During the Deutsche fire, a broken standpipe made it more difficult and time-consuming to apply water to the blaze. Firefighters were also hindered by maze-like floors, poorly marked exits and a lack of knowledge about the building’s environmental sheeting.

The Fiterman team has therefore pledged to provide regular updates to first responders regarding the conditions within the building, including environmental controls and any changes to floor plans that may occur as the building comes down. Workers will receive site-specific training and there will be security at the building 24 hours per day, similar to the new demolition plans at Deutsche. Inside Fiterman, exit pathways will be kept clear and will be marked with lights and signage.

Once the Fiterman plan is approved, it is expected to take about a year to decontaminate and take down the building. Once the old Fiterman Hall is gone, the university will construct a new 15-story classroom building in its place.

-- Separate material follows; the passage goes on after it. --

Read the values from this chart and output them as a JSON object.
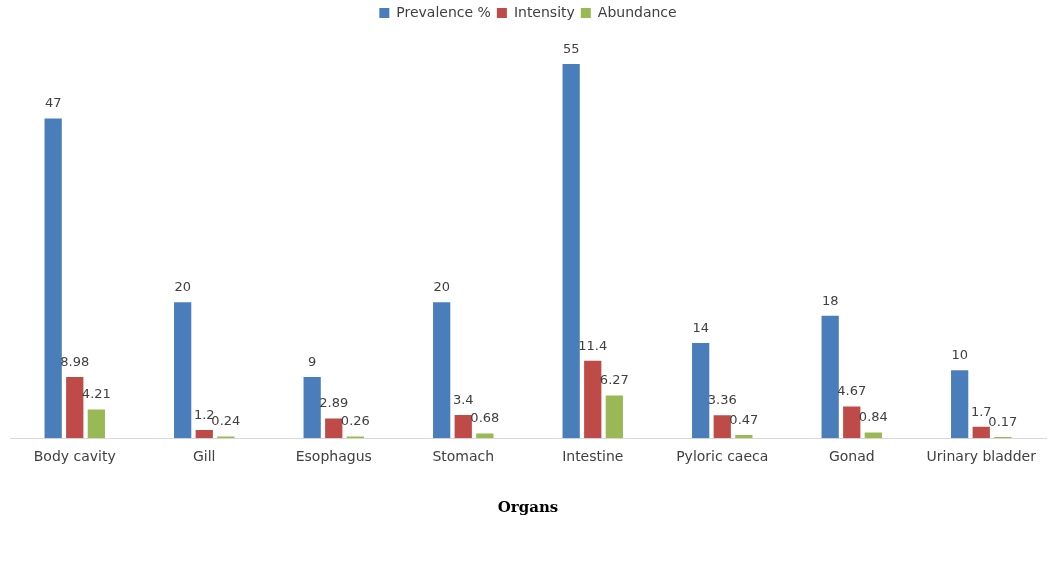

Last spring, the city proposed to add performance space for the Signature Theater to the plans for the new Fiterman Hall. The theater had been selected as one of the cultural institutions for the World Trade Center Performing Arts Center, but it was forced from the PAC plans as delays and costs for the complex mounted. Signature will have to keep searching for a Lower Manhattan home, Weinshall, who resigned as the city’s Transportation commissioner at the beginning of the year, confirmed at the Oct. 2 meeting.

“After an intensive investigation of the design, construction and cost impacts of accommodating Signature Theatre in our building, CUNY and the mayor’s office both concluded that the numbers did not add up,” Weinshall said.